Abdurrahman Dilipak
Tabiatın 4 ana unsuru (Anasır-ı Erbaa) hava, su, toprak ve ateştir. Aslında tabiatın 2 ana unsuru vardır; toprak ve su. Toprak ve su buluşunca hayat başlıyor. Su aslında 2H1O’dan oluşur. Hidrojen yanıcı, Oksijen yakıcıdır. Yani ateş suyun içinde gizlidir. Oksijen ve hidrojen ortama göre gaz, sıvı ve katı hal alabilir. Yani “Hava” da su’da gizlidir.

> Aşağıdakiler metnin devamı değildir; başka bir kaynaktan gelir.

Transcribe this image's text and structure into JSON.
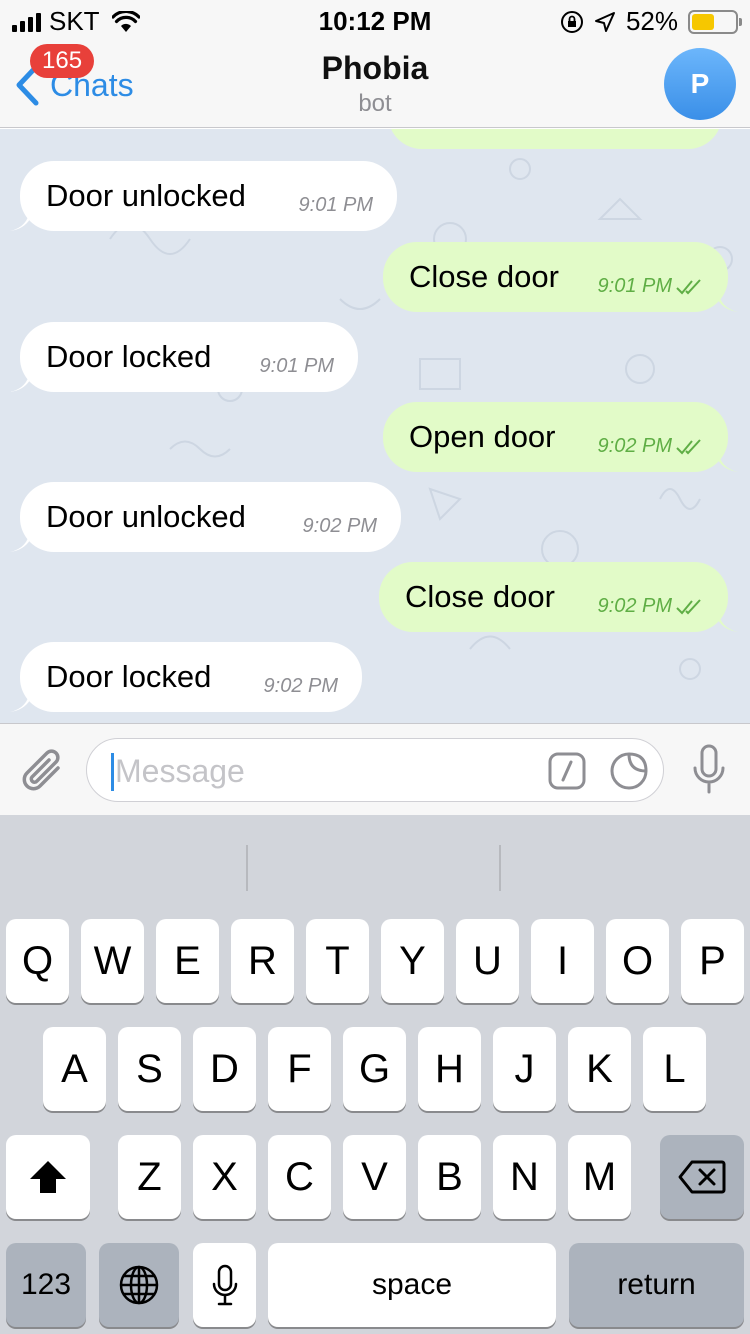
{
  "status_bar": {
    "carrier": "SKT",
    "time": "10:12 PM",
    "battery": "52%",
    "battery_level": 0.52,
    "battery_color": "#f6c700"
  },
  "nav": {
    "back_label": "Chats",
    "unread_badge": "165",
    "title": "Phobia",
    "subtitle": "bot",
    "avatar_letter": "P",
    "accent_color": "#2d8ce5"
  },
  "messages": [
    {
      "dir": "in",
      "text": "Door unlocked",
      "time": "9:01 PM"
    },
    {
      "dir": "out",
      "text": "Close door",
      "time": "9:01 PM",
      "status": "read"
    },
    {
      "dir": "in",
      "text": "Door locked",
      "time": "9:01 PM"
    },
    {
      "dir": "out",
      "text": "Open door",
      "time": "9:02 PM",
      "status": "read"
    },
    {
      "dir": "in",
      "text": "Door unlocked",
      "time": "9:02 PM"
    },
    {
      "dir": "out",
      "text": "Close door",
      "time": "9:02 PM",
      "status": "read"
    },
    {
      "dir": "in",
      "text": "Door locked",
      "time": "9:02 PM"
    }
  ],
  "input": {
    "placeholder": "Message",
    "icons": [
      "paperclip-icon",
      "bot-command-icon",
      "sticker-icon",
      "microphone-icon"
    ]
  },
  "keyboard": {
    "row1": [
      "Q",
      "W",
      "E",
      "R",
      "T",
      "Y",
      "U",
      "I",
      "O",
      "P"
    ],
    "row2": [
      "A",
      "S",
      "D",
      "F",
      "G",
      "H",
      "J",
      "K",
      "L"
    ],
    "row3": [
      "Z",
      "X",
      "C",
      "V",
      "B",
      "N",
      "M"
    ],
    "numbers_label": "123",
    "space_label": "space",
    "return_label": "return"
  }
}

İnsanın bedeni toprağa nisbet edilir. Biz topraktan yaratıldık. Kan ise su’ya nisbet edilir. Belki de su toprağın kanıdır. Su bileşenleri açısından yanıcı, yakıcı ve anti-biotik özellik gösterir. Bileşenler belli bir oranda buluşunca hayatın temel taşı ve söndürücü olur.
Bilirsiniz ilk kez kanla toprak, Şam’da, Habil-Kabil olayında buluştu.
Toprak “ana” kabul edildiği için bizim geleneğimizde toprağa sahip olunmaz ve tükürülmez! Topraktan yararlanılır. İntifa söz konusudur. Yani toprak bu anlayışa göre ne ulusların ne de şahısların “tapulu mal”ı değildir ve olamaz.
Mesela memleket, ülke, yurtta bu anlamda negatif bir anlayış yoktur. Vestfalya’da “kan, toprak ve din” temelli “ulus” anlayışından sonra batılılar “ulusun toprağı” anlamında “Homeland” ya da “Motherland” dediler. İttihat Terakki döneminde bu Arapça’daki Vatan şeklinde tercüme edildi. “Ulusun toprağı”ndan söz ediyorduk artık.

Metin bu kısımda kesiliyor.